I have a scrapy bot that runs from a script,My problem is:After the spyder has finished crawling,the program does not end,so basically the program runs for ever until I manually shut it down,now this spyder is part of a bigger program so i cannot afford to shut it down like that as other processes havent happened.So how do i shut it down safely. i have already surfed stackoverflow and other forums for this and i got this and this,the first one is totally not usable,trust me,i have tried,the second one looked promising but for some reason,close spider doesnt seem to close my spider when i get the signal spider closed

Here is the bot:

def pricebot(prod_name):
  class PriceBot(scrapy.Spider):
    name = 'pricebot'
    query = prod_name
    if query.find(' ') is not -1:
        query = query.replace(' ', '-')
    start_urls = ['http://www.shopping.com/'+query+'/products?CLT=SCH']

    def parse(self, response):

        prices_container = response.css('div:nth-child(2) > span:nth-child(1) > a:nth-child(1)')
        t_cont = response.css('div:nth-child(2)>h2:nth-child(1)>a:nth-child(1)>span:nth-child(1)')

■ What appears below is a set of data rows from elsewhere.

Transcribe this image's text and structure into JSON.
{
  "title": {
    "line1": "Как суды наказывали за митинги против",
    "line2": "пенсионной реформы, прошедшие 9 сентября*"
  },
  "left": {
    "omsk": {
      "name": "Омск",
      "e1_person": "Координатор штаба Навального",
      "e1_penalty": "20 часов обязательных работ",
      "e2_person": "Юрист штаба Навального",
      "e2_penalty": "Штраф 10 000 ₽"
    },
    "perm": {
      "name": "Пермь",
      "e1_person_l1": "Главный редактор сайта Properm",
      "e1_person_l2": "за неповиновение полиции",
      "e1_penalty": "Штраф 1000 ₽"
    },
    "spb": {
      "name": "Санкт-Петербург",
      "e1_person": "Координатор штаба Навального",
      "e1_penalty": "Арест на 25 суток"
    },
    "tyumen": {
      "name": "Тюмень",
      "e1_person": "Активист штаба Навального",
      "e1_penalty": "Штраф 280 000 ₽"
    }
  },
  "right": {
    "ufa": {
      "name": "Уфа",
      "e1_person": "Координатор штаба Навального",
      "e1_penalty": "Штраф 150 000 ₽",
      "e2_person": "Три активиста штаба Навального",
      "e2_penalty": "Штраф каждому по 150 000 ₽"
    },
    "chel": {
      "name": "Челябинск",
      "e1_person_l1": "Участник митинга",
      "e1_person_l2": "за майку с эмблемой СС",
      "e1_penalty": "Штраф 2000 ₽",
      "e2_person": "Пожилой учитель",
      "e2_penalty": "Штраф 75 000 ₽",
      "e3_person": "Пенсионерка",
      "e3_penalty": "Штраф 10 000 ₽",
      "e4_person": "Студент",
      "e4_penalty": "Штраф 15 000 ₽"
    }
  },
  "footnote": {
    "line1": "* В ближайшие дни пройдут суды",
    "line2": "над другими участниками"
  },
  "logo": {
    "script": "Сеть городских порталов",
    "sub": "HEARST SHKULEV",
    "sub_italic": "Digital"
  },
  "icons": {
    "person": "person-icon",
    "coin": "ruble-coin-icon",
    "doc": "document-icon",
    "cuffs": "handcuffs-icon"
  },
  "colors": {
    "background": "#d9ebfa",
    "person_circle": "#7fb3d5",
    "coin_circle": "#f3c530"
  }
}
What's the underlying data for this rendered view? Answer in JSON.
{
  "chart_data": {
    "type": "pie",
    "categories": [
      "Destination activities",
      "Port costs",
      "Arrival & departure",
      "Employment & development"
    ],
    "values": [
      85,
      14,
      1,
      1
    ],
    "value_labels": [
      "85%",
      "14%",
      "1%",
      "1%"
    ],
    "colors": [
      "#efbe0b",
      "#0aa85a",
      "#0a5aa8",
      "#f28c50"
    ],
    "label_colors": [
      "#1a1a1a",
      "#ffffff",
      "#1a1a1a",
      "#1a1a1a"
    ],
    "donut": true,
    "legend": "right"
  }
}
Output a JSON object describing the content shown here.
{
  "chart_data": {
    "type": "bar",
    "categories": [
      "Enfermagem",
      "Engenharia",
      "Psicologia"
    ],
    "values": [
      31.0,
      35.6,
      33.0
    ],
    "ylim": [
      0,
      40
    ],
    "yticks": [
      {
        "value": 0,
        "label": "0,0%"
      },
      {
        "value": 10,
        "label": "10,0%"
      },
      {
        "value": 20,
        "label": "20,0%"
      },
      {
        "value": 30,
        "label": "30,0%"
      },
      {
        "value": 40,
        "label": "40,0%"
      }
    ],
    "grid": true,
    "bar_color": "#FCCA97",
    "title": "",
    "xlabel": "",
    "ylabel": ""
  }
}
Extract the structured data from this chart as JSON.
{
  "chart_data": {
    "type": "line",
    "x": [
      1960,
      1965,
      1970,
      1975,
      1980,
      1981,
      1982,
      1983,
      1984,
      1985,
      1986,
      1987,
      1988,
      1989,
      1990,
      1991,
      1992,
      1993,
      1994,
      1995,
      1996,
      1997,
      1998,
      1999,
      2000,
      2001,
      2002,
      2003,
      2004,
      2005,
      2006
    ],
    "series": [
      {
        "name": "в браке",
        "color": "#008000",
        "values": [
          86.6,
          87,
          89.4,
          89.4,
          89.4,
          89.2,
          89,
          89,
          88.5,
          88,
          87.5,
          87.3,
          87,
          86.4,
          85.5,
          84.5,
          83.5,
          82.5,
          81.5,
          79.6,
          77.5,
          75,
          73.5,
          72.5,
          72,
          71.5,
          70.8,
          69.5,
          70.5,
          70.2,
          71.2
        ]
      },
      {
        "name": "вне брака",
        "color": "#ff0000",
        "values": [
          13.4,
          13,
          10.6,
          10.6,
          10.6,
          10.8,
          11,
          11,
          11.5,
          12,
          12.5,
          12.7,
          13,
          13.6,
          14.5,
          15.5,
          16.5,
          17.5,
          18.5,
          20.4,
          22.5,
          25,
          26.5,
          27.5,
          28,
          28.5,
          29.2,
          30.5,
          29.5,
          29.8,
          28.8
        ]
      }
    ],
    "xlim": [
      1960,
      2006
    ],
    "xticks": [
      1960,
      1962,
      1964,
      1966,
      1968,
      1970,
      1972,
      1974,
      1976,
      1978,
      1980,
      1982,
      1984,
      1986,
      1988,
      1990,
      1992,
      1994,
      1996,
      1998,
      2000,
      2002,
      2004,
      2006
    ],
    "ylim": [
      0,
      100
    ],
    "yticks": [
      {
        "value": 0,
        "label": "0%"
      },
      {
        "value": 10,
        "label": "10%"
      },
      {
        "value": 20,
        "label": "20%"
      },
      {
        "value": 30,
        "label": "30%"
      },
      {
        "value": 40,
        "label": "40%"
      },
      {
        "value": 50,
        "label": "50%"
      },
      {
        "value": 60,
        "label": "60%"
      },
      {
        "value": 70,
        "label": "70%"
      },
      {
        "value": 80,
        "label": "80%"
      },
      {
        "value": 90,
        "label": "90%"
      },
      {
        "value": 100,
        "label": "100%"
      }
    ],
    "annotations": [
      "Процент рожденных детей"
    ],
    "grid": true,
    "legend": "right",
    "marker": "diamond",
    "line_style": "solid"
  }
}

        title = t_cont.xpath('@title').extract()
        price = prices_container.xpath('text()').extract()
        #Sanitise prices results
        prices = []
        for p in price:
            prices.append(p.strip('\n'))
        #Grouping Prices To Their Actual Products
        product_info = dict(zip(title, prices))
        with open('product_info.json','w') as f:
            f.write(json.dumps(product_info))
process = CrawlerProcess({
'USER_AGENT': 'Mozilla/4.0 (compatible; MSIE 7.0; Windows NT 5.1)'
})

process.crawl(PriceBot)
process.start() 

After it is done,i need to do other things,call 3 other functions to be exact

silverhash
  • 880
  • 8
  • 21
  • Show us your code – Umair Ayub Oct 31 '17 at 07:17
  • Why are you declaring that spider inside a function? Move that elsewhere and pass it an argument instead... Regarding the program not finishing I imagine if you're managing the spiders then you want to keep a reference to the main reactor and shut that down. You'll need to show the other relevant code of how you're managing spiders here... – Jon Clements Oct 31 '17 at 07:46
  • Its in a function because it doesnt just happen,it should only happen when it is required,specifically when a user clicks a button.Passing it an argument seems great,could you elaborate on how i could do that?? – silverhash Oct 31 '17 at 07:51
  • That is all the code i have for the spider mate – silverhash Oct 31 '17 at 07:52

0 Answers0